09 Feb 2021 3 minute read
The Senedd. Photo by Nick Fewings on Unsplash

A former Plaid Cymru leader has said that Wales won’t abolish the Senedd.

Dafydd Wigley, who sits for the party in the House of Lords, told the Hiraeth podcast that he doesn’t “believe for one moment that we’re going to go down that avenue.”

He said that support for Wales having control over its own affairs had grown since the start of devolution and that it would be a “retrograde step” to turn back the clock.

He said: “A far greater majority today supports us having control of our own affairs than did in 1997 and 1999.”

Of people who want to abolish Wales’ national parliament, he said: “So, yes they’ll be there. The have every right to speak as they want to, but I don’t believe they represent a majority of the people of Wales, and it would be such a retrograde step if we want back to the sort of days we had in the 1990s when we had John Redwood as Secretary of State.

“A Secretary of State from a Conservative government representing the right-wing politics that has been rejected in Wales.

“He thought he had the right to govern Wales like a latter day governed general. Well, that might have been the past of the last century. It isn’t our future. I don’t believe for one moment that we’re going to go down that avenue.”

In the interview he also suggested that it was “next to impossible for Labour to form a government in Westminster” and that the best the party could hope for was a coalition and at worse “ultra-right-wing governments”.

‘Pro-independence view’ 

He added that the possibility of both Scotland and Northern Ireland leaving the union was also leading people from a Labour background to “come around to the pro-independence view.”

He said: “It’s next to impossible for Labour to form a government in Westminster.
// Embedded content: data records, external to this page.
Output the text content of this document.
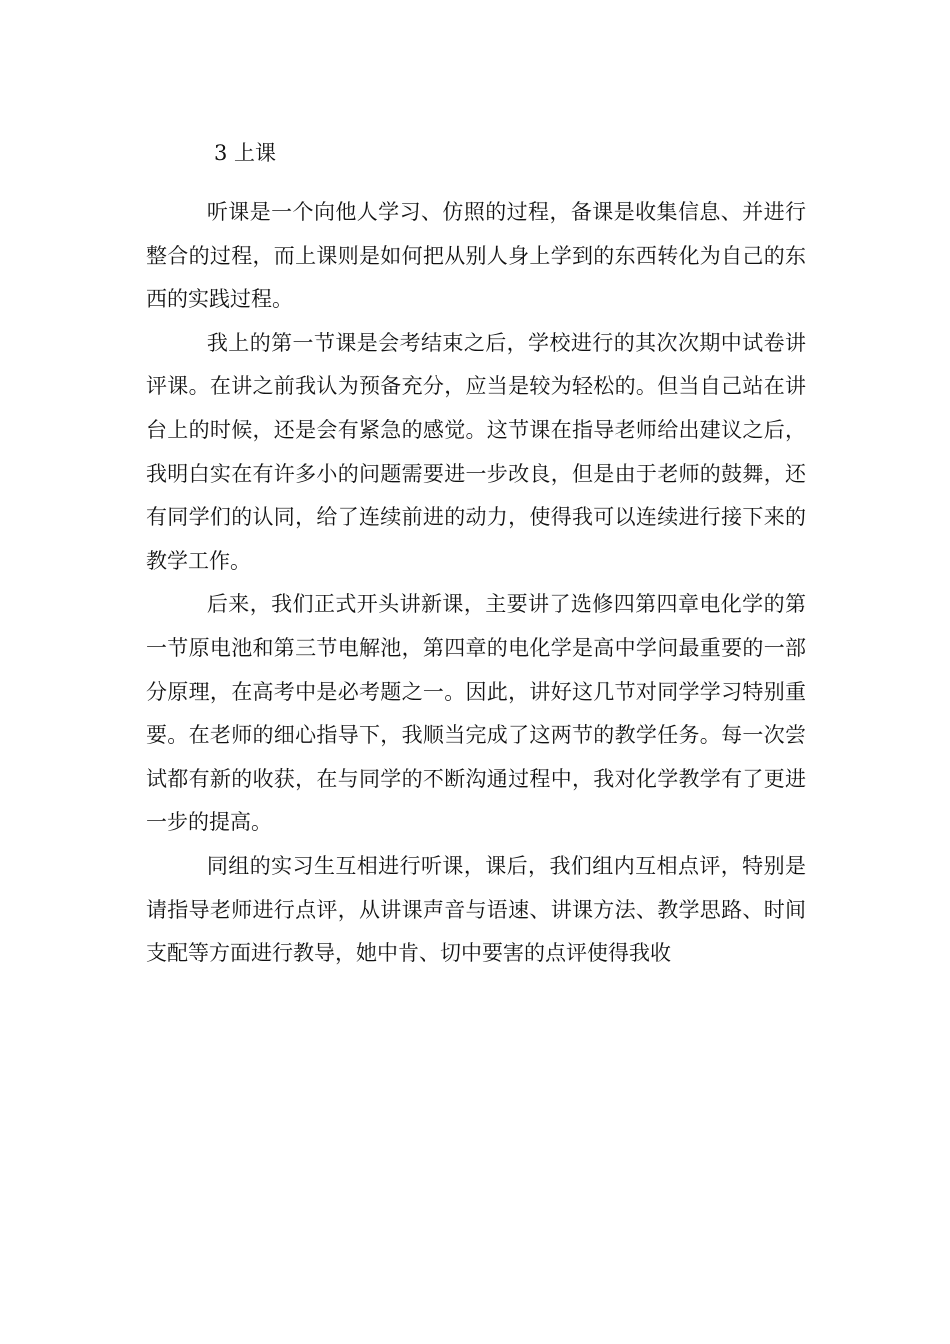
3 上课

听课是一个向他人学习、仿照的过程，备课是收集信息、并进行整合的过程，而上课则是如何把从别人身上学到的东西转化为自己的东西的实践过程。

我上的第一节课是会考结束之后，学校进行的其次次期中试卷讲评课。在讲之前我认为预备充分，应当是较为轻松的。但当自己站在讲台上的时候，还是会有紧急的感觉。这节课在指导老师给出建议之后，我明白实在有许多小的问题需要进一步改良，但是由于老师的鼓舞，还有同学们的认同，给了连续前进的动力，使得我可以连续进行接下来的教学工作。

后来，我们正式开头讲新课，主要讲了选修四第四章电化学的第一节原电池和第三节电解池，第四章的电化学是高中学问最重要的一部分原理，在高考中是必考题之一。因此，讲好这几节对同学学习特别重要。在老师的细心指导下，我顺当完成了这两节的教学任务。每一次尝试都有新的收获，在与同学的不断沟通过程中，我对化学教学有了更进一步的提高。

同组的实习生互相进行听课，课后，我们组内互相点评，特别是请指导老师进行点评，从讲课声音与语速、讲课方法、教学思路、时间支配等方面进行教导，她中肯、切中要害的点评使得我收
So, we’re going to be bound into at best coalition government at Westminster, at worst right-wing or ultra-right-wing governments.

“So, people with a Labour background are saying ‘well if we’re governing ourselves in Wales, there’s a chance at least we can do so on an acceptable social agenda with progressive economic policies that meet the aspirations and the needs of Wales’.

“You’ve got many people who are traditionally from a Labour background who have come around to the pro-independence view, or at least are willing to countenance it because they’re seeing with Scotland having taking decisions that will lead possibly to independence but already has led to the eclipse of the Labour Party in Scotland.

“If Scotland is going to be going its own way, and in Northern Ireland already there are people who are talking about the reunification of Ireland because of the effect of Brexit.

“Remember a majority in the north of Ireland voted to remain in Europe. If Northern Ireland and Scotland leave, leaving Wales as the only part of the so called United Kingdom left, being trampled all over by Westminster, it’s not surprising that more people are now looking towards independence and we need to show what model of independence could work, and what are the conditions necessary to make it.”